Un hombre de mi edad (60) no occidental entra gritando en mi consulta. Es el último paciente de mi listado de ecografías y de toda la tarde. Primera impresión: no pillo lo que dice; habla un castellano ininteligible. Sí que capto que está enfadado conmigo. Le miro; no recuerdo haberlo visitado antes. Mientras mi auxiliar intenta calmarle (sin éxito), reviso su historial y me tranquilizo: no he metido la pata en nada. Le hice una ecografía tres meses atrás y, al parecer, no ha quedado satisfecho con el resultado de “sin alteraciones significativas”. Le pido tranquilidad y pregunto qué le pasa. Gritos. Gestos amenazantes. Consigo colocarle sobre la camilla para iniciar la prueba. No para de moverse con lo cual el estudio no es válido. Nerviosa, alterada y harta de oírle, le mando vestir. Tardamos otros cinco minutos en librarnos de él.
      Situaciones parecidas se dan todos los días. Los médicos debemos aguantar todo tipo de impertinencias y agresiones ­–yo incluso estoy amenazada de muerte por un paciente que se molestó porque hablaba catalán con mi auxiliar. La violencia se ha instalado en nuestra sociedad. Se ha perdido el respeto, sobre todo a uno mismo. Montar un número parece normal; lo hemos visto hasta en el Parlamento. La educación se ha convertido en un valor a la baja. El ciudadano poco alfabetizado y alentado por una televisión vergonzosa no confía en nadie y cree saberlo todo. El desconocimiento provoca miedos varios, entre ellos el de padecer la enfermedad maligna del familiar, amigo o vecino.

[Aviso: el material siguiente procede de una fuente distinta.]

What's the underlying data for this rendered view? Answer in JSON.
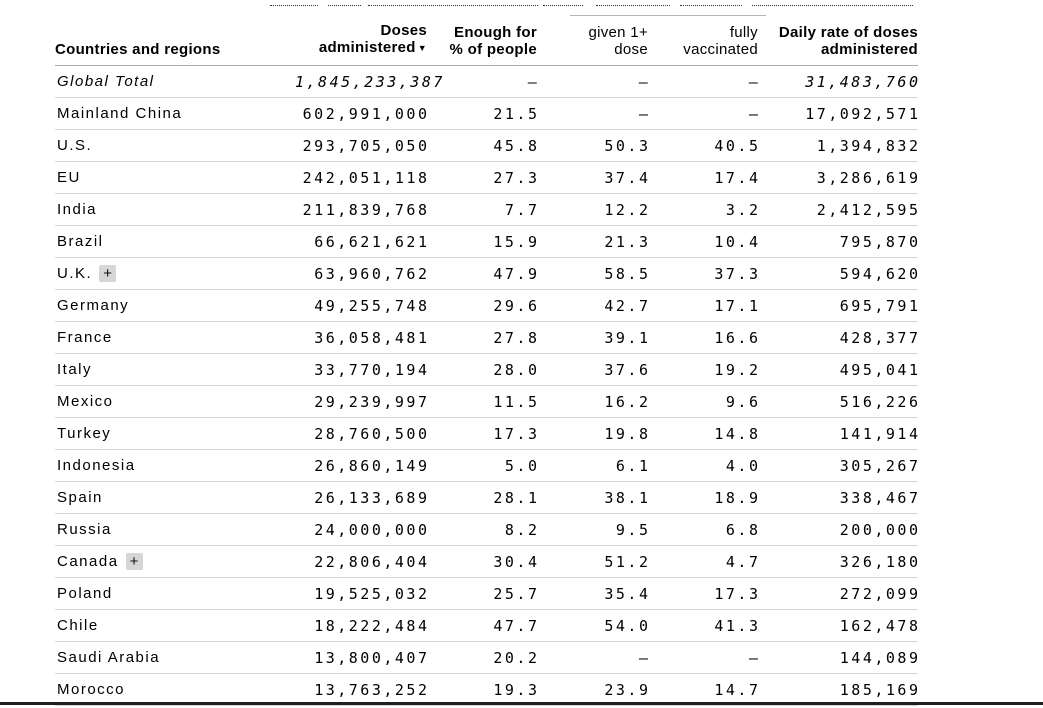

      En el caso que menciono se añaden otros factores. En no pocos países la mujer es un don nadie y muchos hombres llevan fatal encontrárselas mandando en una consulta. El machismo es una lacra que ha aumentado en Occidente con la globalización, debido a la llegada masiva de individuos procedentes de arcaicas culturas sexistas. Otro asunto es que muchos inmigrantes temen que los ninguneemos y buscan hacerse valer por métodos agresivos; el problema no es nuestro, sino suyo: deberían tomar conciencia de que su cultura es tan válida como otra cualquiera (El escritor franco-libanés Amin Maalouf lo explica muy bien en sus ensayos). Por último no hay que olvidar que esta época incierta nos desestabiliza y asusta porque nos hace ver que no somos capaces de controlar el futuro.
      Años atrás el Colegio de Médicos de Barcelona se vio obligado a crear un departamento para gestionar las agresiones de pacientes a médicos. El ejercicio de la medicina se está convirtiendo en un auténtico peligro.